Assim, ao pular em um espaço mais aberto, acreditando estar livre de seu perseguidor, foi o momento perfeito para a caçadora erguer os braços com firmeza, mirar e soltar a flecha acertando em cheio o peito de seu pai.

Incrédula com a mudança repentina de cenário, largou as armas ao chão e pulou para alcançar o corpo estendido, apoiado num tronco de árvore, a carne acinzentada, fétida, o rosto desfigurado, um braço faltando, larvas por todo canto. Ela caiu de joelhos desesperada tentando acordá-lo mesmo sabendo que era algo impossível.

— Assassina!

Adris pula sobre suas costas tal qual uma fera sanguinária, sufocando-a com seus braços para matá-la. Ela rola no chão e se desvencilha, lhe dirige um soco no rosto, mas acerta o chão com tanta força que faz seus dedos sangrarem. Ele havia virado fumaça, assim como o corpo apodrecido de seu pai e a floresta em volta.
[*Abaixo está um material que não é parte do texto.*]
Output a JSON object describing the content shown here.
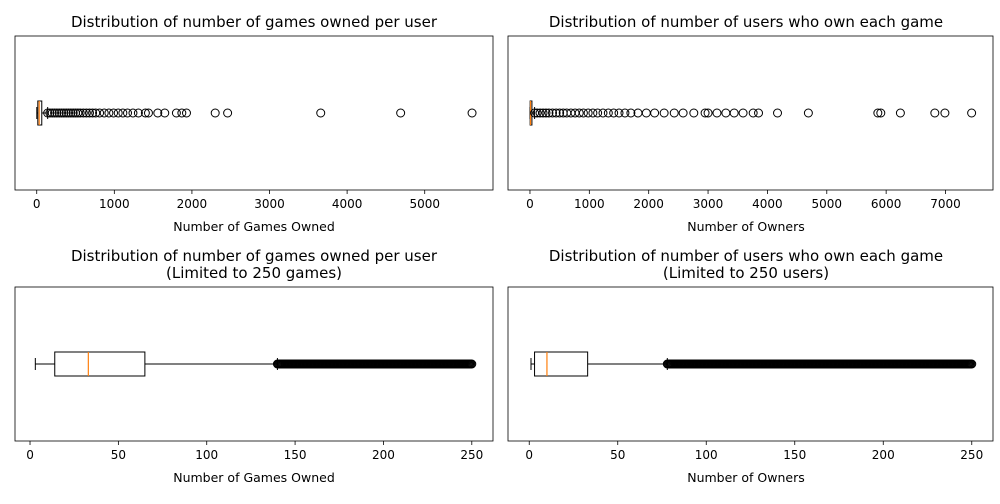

De repente ela está caindo, sentindo-se sufocada e abandonada, algo lhe acerta jogando-a para o lado, outra patada lhe joga para cima, era Emboscada quem agora iria lhe matar em pleno ar, descendo e a engolindo numa única bicada.

Ao fundo vazio, escuro e apertado, ela sente algemas lhe apertando os pulsos e a arrastando para cima, enquanto raízes agarram suas pernas a prendendo na terra. Um fogo verde queima sua pele e uma voz aguda repercute no lugar, vindo da mesma direção das correntes. O rosto de repente, se tornou evidente.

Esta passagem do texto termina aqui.